Avoid using harsh chemicals that could harm your oven's surfaces. You also don’t want to use cleaners that could add bad tastes or smells to your food if they linger.

The safest cleaners for both you and your oven are:

  • Baking soda
  • Dish soap
  • Vinegar
  • Lemon juice

If you prefer to use ammonia as your cleaner, be sure that the area is well ventilated. And never combine ammonia with chlorine bleach, or you’ll create a dangerous gas.

Using your oven creates grease, grime, and crumbs. The more often you use it, the more frequently you'll need to clean it. On the plus side, the more often you clean it, the easier it is to keep clean.

Going long periods of time without cleaning your oven means that you’re exposing any spills and drips to high temperatures over and over again. This kind of treatment makes the original mess much harder to clean up.
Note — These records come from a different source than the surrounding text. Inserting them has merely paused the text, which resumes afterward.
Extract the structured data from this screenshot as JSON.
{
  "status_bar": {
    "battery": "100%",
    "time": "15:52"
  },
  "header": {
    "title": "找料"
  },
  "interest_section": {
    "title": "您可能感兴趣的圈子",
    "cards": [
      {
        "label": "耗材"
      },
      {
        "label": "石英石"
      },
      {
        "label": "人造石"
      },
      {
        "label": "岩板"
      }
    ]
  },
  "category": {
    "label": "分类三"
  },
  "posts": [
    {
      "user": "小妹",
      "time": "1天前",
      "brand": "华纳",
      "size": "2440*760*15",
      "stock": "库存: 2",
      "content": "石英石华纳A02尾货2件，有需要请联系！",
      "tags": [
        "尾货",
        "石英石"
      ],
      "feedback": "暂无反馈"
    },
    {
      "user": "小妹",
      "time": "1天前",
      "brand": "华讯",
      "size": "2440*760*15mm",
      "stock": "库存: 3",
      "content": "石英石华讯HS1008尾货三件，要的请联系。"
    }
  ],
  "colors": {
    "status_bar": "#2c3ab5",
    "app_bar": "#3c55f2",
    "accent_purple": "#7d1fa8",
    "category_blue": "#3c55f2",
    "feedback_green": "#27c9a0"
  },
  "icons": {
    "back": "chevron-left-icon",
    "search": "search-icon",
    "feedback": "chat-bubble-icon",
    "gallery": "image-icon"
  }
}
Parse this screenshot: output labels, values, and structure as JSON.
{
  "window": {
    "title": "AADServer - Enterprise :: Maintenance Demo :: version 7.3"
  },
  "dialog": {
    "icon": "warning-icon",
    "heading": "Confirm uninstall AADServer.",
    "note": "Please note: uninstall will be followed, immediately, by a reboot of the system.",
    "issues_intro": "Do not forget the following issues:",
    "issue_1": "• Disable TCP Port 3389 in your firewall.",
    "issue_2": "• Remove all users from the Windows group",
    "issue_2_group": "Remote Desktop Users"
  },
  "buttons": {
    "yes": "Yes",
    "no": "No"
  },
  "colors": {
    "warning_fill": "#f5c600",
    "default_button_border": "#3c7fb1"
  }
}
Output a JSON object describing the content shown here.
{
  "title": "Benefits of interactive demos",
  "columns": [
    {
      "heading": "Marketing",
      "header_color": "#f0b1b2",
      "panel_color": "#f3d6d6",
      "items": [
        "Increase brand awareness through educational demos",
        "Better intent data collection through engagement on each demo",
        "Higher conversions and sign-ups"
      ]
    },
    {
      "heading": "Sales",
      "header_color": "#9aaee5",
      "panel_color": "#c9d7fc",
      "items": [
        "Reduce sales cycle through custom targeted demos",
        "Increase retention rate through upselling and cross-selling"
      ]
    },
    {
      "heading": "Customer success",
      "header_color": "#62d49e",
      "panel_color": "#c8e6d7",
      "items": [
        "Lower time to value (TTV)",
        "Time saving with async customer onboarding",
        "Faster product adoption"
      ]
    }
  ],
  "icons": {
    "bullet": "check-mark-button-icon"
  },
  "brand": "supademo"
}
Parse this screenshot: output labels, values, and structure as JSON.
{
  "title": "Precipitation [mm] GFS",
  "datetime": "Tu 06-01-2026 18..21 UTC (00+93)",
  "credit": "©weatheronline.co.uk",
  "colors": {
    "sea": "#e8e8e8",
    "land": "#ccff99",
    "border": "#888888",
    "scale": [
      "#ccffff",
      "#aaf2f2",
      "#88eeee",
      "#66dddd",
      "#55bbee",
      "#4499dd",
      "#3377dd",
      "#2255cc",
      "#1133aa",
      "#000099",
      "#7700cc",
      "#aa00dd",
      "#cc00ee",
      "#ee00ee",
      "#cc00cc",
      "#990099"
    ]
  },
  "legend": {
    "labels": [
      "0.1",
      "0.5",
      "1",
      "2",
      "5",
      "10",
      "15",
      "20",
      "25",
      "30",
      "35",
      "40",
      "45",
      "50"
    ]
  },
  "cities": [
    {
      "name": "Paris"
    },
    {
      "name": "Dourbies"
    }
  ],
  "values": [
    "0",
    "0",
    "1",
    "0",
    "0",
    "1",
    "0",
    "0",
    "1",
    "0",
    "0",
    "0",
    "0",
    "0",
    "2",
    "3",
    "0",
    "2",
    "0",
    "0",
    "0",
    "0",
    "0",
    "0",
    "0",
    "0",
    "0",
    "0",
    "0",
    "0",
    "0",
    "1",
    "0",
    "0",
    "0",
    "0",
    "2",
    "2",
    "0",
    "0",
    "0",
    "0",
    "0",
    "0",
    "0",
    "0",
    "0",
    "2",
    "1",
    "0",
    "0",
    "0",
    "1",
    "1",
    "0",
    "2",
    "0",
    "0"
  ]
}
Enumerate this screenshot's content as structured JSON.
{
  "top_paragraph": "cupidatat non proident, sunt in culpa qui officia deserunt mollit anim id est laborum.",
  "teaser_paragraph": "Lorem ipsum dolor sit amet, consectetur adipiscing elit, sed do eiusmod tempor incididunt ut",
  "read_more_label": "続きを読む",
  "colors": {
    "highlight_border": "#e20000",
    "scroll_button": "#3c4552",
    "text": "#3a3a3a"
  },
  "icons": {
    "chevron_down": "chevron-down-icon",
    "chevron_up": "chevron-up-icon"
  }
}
The best thing to do is to clean any oven messes as soon as possible. This is when every spill will clean up the easiest. Just make sure that the mess has cooled and the surface is safe to touch.

Otherwise, you should give your entire oven a clean whenever you notice that grease and grime have built up.

Even though it’s often an option, many agencies — including the New York State Disabilities Office — don’t recommend ever using the self-cleaning feature on your oven.

The process can create a lot of smoke if your oven is too dirty. This can smell bad, irritate sensitive lungs, and require opened windows or other ventilation — no matter what the weather is like outside. It also reaches very high temperatures, which aren’t always safe in busy and crowded environments.